Craige Roberts
ProfessorMy main areas of specialization within linguistics are formal semantics and pragmatics. Within these fields, my principal research interests are:
• anaphora, definiteness, and specificity
• how to formally model the role of context in interpretation: presupposition and projective meaning, focus, implicature, perspective, and domain restriction; the role of the Question Under Discussion in interpretation.
• the semantics and pragmatics of modality, mood, tense, and aspect
As a student I studied formal semantics under Barbara H. Partee at the University of Massachusetts at Amherst. I then held a postdoctoral fellowship at the Center for the Study of Language and Information at Stanford, where I was exposed to interdisciplinary work on pragmatics in the tradition of Paul Grice, and work on Planning Theory in AI. Since then I have been on the faculty of the Department of Linguistics at The Ohio State University, where I am also an adjunct Professor in Philosophy.

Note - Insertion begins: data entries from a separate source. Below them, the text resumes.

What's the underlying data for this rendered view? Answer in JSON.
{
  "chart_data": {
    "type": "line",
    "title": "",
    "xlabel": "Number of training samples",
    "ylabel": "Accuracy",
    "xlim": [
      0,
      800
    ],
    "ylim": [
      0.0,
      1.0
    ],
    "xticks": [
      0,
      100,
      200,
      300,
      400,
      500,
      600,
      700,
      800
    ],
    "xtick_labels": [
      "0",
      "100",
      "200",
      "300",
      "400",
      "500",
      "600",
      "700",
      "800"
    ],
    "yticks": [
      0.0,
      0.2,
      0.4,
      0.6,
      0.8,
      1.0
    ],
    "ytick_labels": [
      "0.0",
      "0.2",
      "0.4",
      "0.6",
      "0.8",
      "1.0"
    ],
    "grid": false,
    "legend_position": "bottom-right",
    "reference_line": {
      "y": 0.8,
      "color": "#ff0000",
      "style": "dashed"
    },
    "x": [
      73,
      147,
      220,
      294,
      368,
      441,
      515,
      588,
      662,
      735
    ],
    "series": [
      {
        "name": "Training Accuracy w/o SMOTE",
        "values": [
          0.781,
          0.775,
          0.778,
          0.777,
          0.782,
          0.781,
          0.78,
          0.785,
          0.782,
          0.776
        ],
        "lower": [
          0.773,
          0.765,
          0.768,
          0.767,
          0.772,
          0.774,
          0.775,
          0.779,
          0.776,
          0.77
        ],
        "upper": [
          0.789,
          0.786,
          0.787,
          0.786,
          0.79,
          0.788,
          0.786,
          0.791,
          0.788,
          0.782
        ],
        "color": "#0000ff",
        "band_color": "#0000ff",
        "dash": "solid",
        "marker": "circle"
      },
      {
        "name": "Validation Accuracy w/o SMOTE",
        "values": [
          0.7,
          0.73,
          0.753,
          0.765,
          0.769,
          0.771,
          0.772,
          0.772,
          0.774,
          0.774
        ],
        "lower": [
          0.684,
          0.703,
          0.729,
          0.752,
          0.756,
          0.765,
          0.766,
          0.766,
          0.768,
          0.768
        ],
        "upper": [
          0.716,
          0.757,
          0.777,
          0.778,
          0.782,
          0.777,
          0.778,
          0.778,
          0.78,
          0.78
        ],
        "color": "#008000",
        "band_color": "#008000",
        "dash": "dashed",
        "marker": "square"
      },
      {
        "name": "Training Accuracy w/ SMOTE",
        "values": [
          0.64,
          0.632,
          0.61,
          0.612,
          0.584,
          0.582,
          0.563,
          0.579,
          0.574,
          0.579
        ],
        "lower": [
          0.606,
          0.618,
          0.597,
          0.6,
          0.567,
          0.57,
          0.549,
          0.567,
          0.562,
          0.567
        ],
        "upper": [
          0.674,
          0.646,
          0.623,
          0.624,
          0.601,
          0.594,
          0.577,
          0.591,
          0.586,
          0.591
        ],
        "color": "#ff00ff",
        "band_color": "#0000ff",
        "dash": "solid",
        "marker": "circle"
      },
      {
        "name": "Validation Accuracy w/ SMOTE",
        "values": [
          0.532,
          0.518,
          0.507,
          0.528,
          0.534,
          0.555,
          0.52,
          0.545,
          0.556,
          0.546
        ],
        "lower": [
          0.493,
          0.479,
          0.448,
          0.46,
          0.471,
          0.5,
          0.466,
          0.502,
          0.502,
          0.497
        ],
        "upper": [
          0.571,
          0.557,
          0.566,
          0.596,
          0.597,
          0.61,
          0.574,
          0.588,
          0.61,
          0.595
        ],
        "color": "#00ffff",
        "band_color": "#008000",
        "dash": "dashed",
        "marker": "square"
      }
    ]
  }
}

My work on pragmatics is driven by the conviction that in this realm the best work will result from interdisciplinary work, and this has resulted in a extended dialogue with colleagues in computer science, logic, philosophy, and psychology. For over a decade, I have been involved in an interdisciplinary Pragmatics Initiative (www.pragmatics.osu.edu), involving not only scholars and graduate students from the relevant disciplines at OSU, but also other scholars from the U.S. and Europe. Recently I've been collaborating with David Beaver, Mandy Simons, and Judith Tonhauser, with support from the U.S. National Science Foundation, to study Projective Meanings: presupposition, conventional implicature, and other non-assertoric aspects of utterance meaning. I’m working on a monograph on Reference in Context.